36. In the event the prosecutor did not do this. He produced a further statement in which he referred in terms to the fact that counts 1 to 12 were not proceeded with. Under reference to the provisions of the statute he then explained the approach which he invited the court to take, based on the fact that the appellant had been convicted only of two qualifying offences and on the assumptions which the court was entitled to make under section 72AA(4). It has not been suggested that anything that he said in this later statement was misleading or inaccurate. In these circumstances I consider that he dealt correctly with the situation which arose when the case came up for trial. I do not think that his act in asking the court to make the assumptions which it was entitled to make in the event of the appellant's conviction of two qualifying offences only can be described as an abuse of the process.
37. Furthermore, as the prosecutor correctly said in his second notice, section 72AA does not require the prosecutor to specify any offences other than the qualifying offences.
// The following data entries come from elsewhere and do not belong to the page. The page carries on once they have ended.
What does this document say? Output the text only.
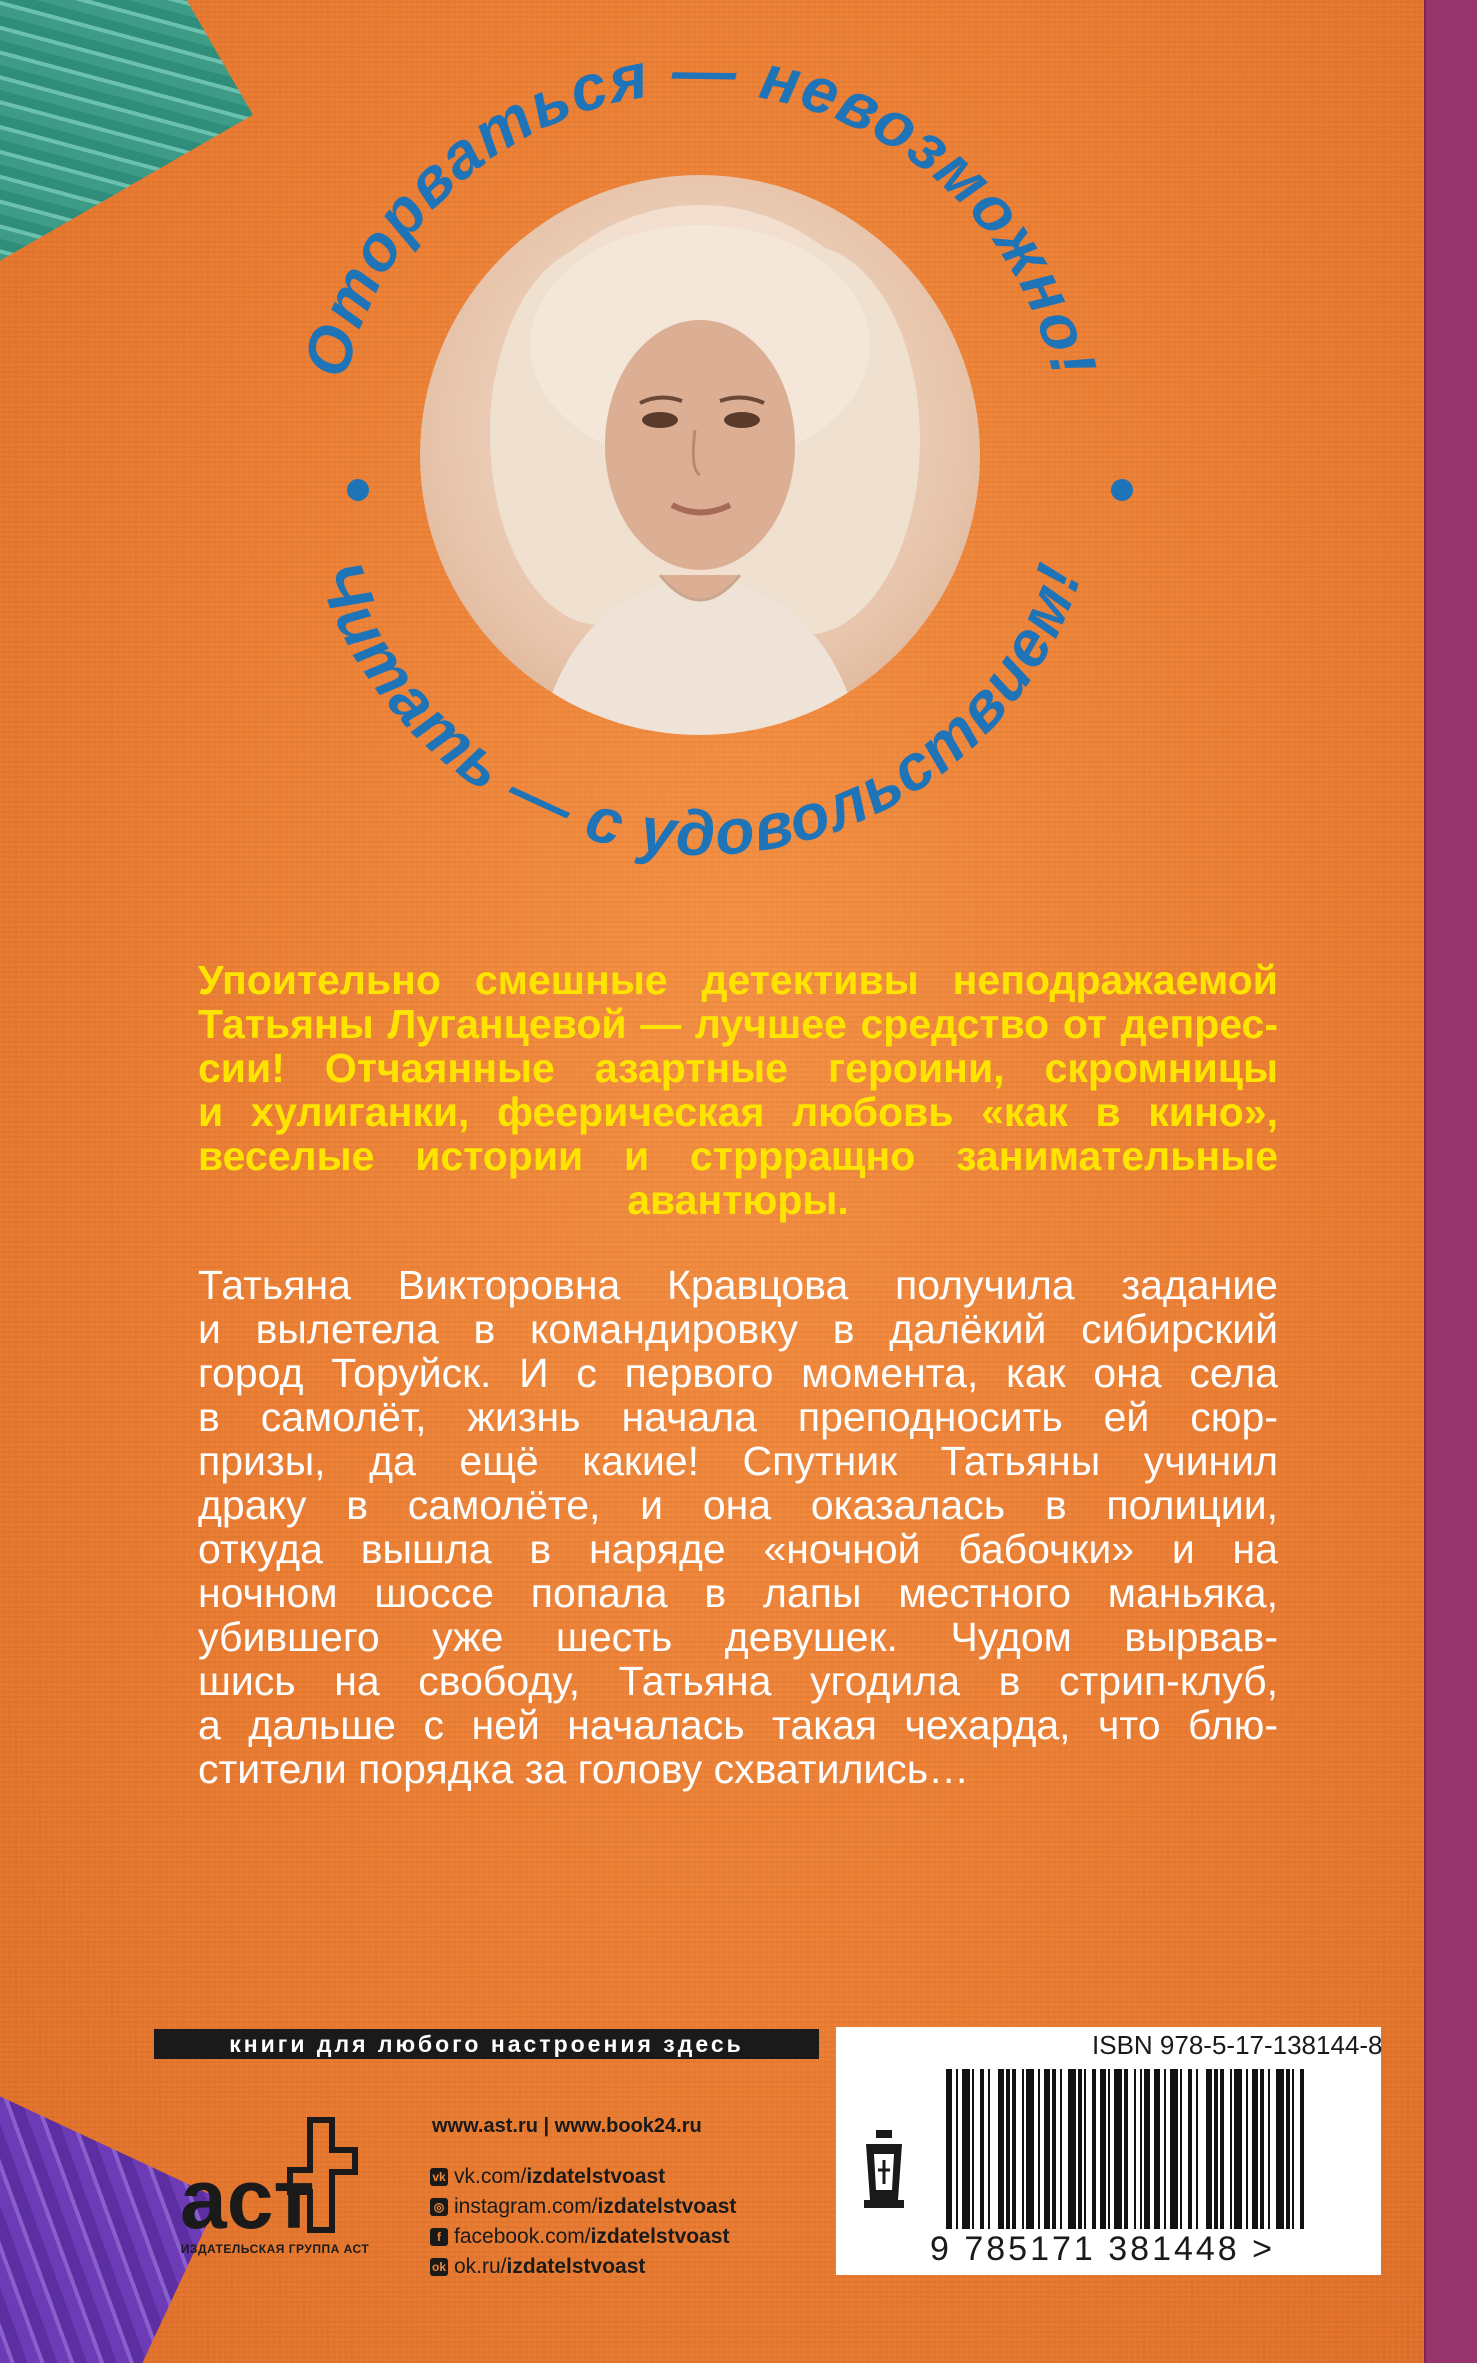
Оторваться — невозможно!
Читать — с удовольствием!
Упоительно смешные детективы неподражаемой
Татьяны Луганцевой — лучшее средство от депрес-
сии! Отчаянные азартные героини, скромницы
и хулиганки, феерическая любовь «как в кино»,
веселые истории и стррращно занимательные
авантюры.
Татьяна Викторовна Кравцова получила задание
и вылетела в командировку в далёкий сибирский
город Торуйск. И с первого момента, как она села
в самолёт, жизнь начала преподносить ей сюр-
призы, да ещё какие! Спутник Татьяны учинил
драку в самолёте, и она оказалась в полиции,
откуда вышла в наряде «ночной бабочки» и на
ночном шоссе попала в лапы местного маньяка,
убившего уже шесть девушек. Чудом вырвав-
шись на свободу, Татьяна угодила в стрип-клуб,
а дальше с ней началась такая чехарда, что блю-
стители порядка за голову схватились…
книги для любого настроения здесь
аст
ИЗДАТЕЛЬСКАЯ ГРУППА АСТ
www.ast.ru | www.book24.ru
vk vk.com/ izdatelstvoast
◎ instagram.com/ izdatelstvoast
f facebook.com/ izdatelstvoast
ok ok.ru/ izdatelstvoast
ISBN 978-5-17-138144-8
9 785171 381448 >
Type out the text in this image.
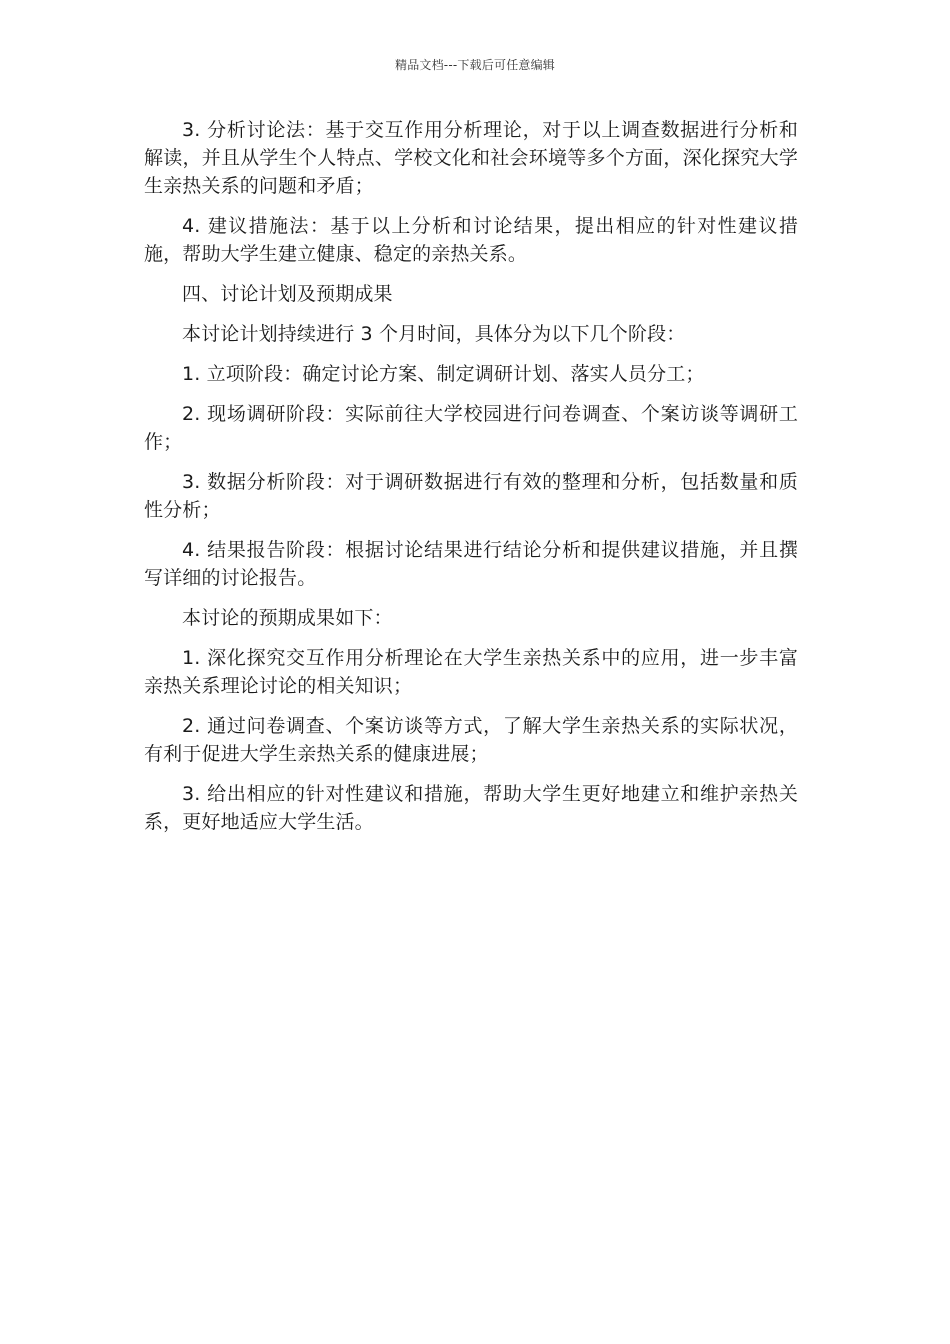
精品文档---下载后可任意编辑

3. 分析讨论法：基于交互作用分析理论，对于以上调查数据进行分析和解读，并且从学生个人特点、学校文化和社会环境等多个方面，深化探究大学生亲热关系的问题和矛盾；

4. 建议措施法：基于以上分析和讨论结果，提出相应的针对性建议措施，帮助大学生建立健康、稳定的亲热关系。

四、讨论计划及预期成果

本讨论计划持续进行 3 个月时间，具体分为以下几个阶段：

1. 立项阶段：确定讨论方案、制定调研计划、落实人员分工；

2. 现场调研阶段：实际前往大学校园进行问卷调查、个案访谈等调研工作；

3. 数据分析阶段：对于调研数据进行有效的整理和分析，包括数量和质性分析；

4. 结果报告阶段：根据讨论结果进行结论分析和提供建议措施，并且撰写详细的讨论报告。

本讨论的预期成果如下：

1. 深化探究交互作用分析理论在大学生亲热关系中的应用，进一步丰富亲热关系理论讨论的相关知识；

2. 通过问卷调查、个案访谈等方式，了解大学生亲热关系的实际状况，有利于促进大学生亲热关系的健康进展；

3. 给出相应的针对性建议和措施，帮助大学生更好地建立和维护亲热关系，更好地适应大学生活。
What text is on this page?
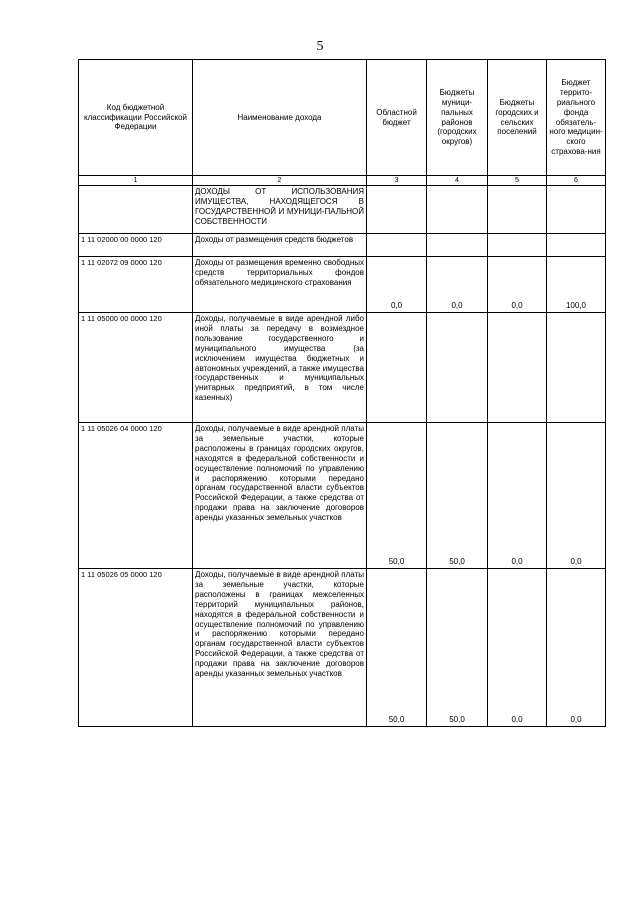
5
Код бюджетной классификации Российской Федерации	Наименование дохода	Областной бюджет	Бюджеты муници-пальных районов (городских округов)	Бюджеты городских и сельских поселений	Бюджет террито-риального фонда обязатель-ного медицин-ского страхова-ния
1	2	3	4	5	6
	ДОХОДЫ ОТ ИСПОЛЬЗОВАНИЯ ИМУЩЕСТВА, НАХОДЯЩЕГОСЯ В ГОСУДАРСТВЕННОЙ И МУНИЦИ-ПАЛЬНОЙ СОБСТВЕННОСТИ				
1 11 02000 00 0000 120	Доходы от размещения средств бюджетов				
1 11 02072 09 0000 120	Доходы от размещения временно свободных средств территориальных фондов обязательного медицинского страхования	0,0	0,0	0,0	100,0
1 11 05000 00 0000 120	Доходы, получаемые в виде арендной либо иной платы за передачу в возмездное пользование государственного и муниципального имущества (за исключением имущества бюджетных и автономных учреждений, а также имущества государственных и муниципальных унитарных предприятий, в том числе казенных)				
1 11 05026 04 0000 120	Доходы, получаемые в виде арендной платы за земельные участки, которые расположены в границах городских округов, находятся в федеральной собственности и осуществление полномочий по управлению и распоряжению которыми передано органам государственной власти субъектов Российской Федерации, а также средства от продажи права на заключение договоров аренды указанных земельных участков	50,0	50,0	0,0	0,0
1 11 05026 05 0000 120	Доходы, получаемые в виде арендной платы за земельные участки, которые расположены в границах межселенных территорий муниципальных районов, находятся в федеральной собственности и осуществление полномочий по управлению и распоряжению которыми передано органам государственной власти субъектов Российской Федерации, а также средства от продажи права на заключение договоров аренды указанных земельных участков	50,0	50,0	0,0	0,0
The matter proceeds from then on upon assumptions which the court makes if it thinks fit. It is the offences from which in accordance with those assumptions the defendant is assumed to have benefited that are treated under section 72AA(6) as relevant criminal conduct. But the whole exercise is subject to the provision in section 72AA(5)(c) that the court shall not make an assumption if it is satisfied that there would be serious risk of injustice in the defendant's case. In the whole context I do not think that the prosecutor can be said to have acted unfairly in this case.